Question of the day: I'm running a logistic regression (results below), and I come across a coefficient that is insanely large (in absolute terms). Usually, we don't care about things like that because it's simply a question of scale – if it's really bothering you – multiply this column by 1000 and the coefficient will become -2.7. But if it's not bothering you – leave it.

However, today I needed to investigate the impact of the IV's on the odds ratio. As usual, you take the exponent of each coefficient and that will be the multiplying effect on your odds in the case of a 1-unit change in the underlying IV. In this case, since the coefficient is so negative exp(coeff) = 0

Questions:

  1. Does this mean that we can no longer not care about scale and need to always aim for the coefficients to be somewhere between -5 and 5 tops? (if we need to be able to interpret effect on the odds-ratio)

  2. [The important one] Say, I want to give somebody simplistic advice on how to behave in this situation. The obvious answer is: fix the scale of that specific column. But is there a more general approach? Is there something they can do to never end up in this situation? I'll specify the question: what is the best step-by-step way of interpreting coefficients (in terms of impact on odds-ratio) that guarantees you won't have problems with exp(beta) being 0 or too high?
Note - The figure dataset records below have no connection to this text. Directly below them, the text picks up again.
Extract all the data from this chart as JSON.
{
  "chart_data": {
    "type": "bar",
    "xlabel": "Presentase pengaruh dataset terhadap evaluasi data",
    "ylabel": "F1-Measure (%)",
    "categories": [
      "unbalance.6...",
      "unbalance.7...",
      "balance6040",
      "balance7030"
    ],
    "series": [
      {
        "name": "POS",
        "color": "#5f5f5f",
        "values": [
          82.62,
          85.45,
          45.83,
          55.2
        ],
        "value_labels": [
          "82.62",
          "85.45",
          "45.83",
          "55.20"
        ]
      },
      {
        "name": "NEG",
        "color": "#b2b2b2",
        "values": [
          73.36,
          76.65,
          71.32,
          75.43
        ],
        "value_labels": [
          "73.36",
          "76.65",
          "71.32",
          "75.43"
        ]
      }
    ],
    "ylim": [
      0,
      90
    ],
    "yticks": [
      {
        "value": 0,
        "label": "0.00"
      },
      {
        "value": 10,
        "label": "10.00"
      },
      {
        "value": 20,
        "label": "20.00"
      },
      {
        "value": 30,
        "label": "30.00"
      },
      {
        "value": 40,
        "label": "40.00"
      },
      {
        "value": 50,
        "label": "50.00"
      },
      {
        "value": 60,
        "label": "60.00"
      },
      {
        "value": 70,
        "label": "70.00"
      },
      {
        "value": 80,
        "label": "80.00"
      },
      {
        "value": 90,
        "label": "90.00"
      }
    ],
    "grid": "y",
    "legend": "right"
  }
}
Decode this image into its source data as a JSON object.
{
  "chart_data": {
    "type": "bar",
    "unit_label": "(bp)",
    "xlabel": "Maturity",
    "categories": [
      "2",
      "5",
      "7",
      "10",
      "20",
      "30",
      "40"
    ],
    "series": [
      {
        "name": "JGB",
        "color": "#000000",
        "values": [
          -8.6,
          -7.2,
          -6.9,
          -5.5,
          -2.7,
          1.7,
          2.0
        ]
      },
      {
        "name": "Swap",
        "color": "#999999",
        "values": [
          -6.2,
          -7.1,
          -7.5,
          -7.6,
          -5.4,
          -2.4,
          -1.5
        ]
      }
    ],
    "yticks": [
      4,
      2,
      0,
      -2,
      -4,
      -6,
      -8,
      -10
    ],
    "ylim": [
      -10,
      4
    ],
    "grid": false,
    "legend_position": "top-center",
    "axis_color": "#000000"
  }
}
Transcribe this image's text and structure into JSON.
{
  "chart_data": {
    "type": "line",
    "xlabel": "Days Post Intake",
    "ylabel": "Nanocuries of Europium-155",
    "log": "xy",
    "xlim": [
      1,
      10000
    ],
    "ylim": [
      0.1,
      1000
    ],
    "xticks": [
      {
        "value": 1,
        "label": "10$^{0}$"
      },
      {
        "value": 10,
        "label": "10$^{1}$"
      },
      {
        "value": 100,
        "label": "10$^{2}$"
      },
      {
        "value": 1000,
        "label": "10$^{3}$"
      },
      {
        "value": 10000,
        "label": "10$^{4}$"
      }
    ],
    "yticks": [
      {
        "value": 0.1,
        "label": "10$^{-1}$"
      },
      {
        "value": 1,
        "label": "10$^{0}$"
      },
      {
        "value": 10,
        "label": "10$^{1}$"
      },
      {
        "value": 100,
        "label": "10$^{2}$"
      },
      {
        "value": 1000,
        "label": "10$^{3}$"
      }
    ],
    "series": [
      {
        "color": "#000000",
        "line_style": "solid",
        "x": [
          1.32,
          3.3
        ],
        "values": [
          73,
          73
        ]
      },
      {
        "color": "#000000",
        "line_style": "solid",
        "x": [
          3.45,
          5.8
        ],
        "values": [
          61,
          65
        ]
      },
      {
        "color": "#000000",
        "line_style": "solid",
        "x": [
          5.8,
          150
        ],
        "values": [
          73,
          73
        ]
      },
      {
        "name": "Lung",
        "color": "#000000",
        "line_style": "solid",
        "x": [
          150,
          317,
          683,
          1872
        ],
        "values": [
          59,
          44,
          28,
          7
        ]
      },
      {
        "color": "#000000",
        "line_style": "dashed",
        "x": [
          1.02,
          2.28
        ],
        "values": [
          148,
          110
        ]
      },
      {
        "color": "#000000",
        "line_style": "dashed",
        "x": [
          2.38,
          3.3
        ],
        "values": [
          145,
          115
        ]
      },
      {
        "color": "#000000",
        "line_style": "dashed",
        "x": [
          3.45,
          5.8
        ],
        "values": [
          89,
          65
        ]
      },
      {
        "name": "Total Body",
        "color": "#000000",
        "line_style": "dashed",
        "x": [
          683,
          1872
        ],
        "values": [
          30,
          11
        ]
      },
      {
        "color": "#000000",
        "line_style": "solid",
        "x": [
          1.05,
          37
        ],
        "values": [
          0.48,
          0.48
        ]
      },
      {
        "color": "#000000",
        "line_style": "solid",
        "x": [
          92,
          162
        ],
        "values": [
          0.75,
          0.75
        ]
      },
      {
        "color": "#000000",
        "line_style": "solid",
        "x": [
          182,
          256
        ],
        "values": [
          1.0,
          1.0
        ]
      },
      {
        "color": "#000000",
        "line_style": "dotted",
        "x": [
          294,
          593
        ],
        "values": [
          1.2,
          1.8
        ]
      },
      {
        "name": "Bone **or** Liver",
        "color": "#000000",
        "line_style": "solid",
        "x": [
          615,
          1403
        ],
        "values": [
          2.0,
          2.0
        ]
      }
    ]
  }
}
  3. The IV in question, spendratio2, is the ratio of monthly credit card expenditure to yearly income. It ranges from 0.0001 to 0.9 with a mean of 0.068 and stddev of 0.094. Why I bring this up is that it's not kilometres or kilograms, and multiplying a ratio by 1000 might make it hard to understand and explain to business users. What are your suggestions for changing scale of ratios?

Thank you,

Kind regards,

Kirill Eremenko

Logistic Regression Coeff Too High

Best Answer

One likely explanation which has not been offered is that you have quasi-separation. For nearly all the values of spendratio2 above a threshold cardhldr has the value 1 and for nearly all the values below a threshold, not necessarily the same it has the value 0 (or vice versa). Plotting the proportion of cardhldr for a number of categories of spendratio2 should clarify whether I am right.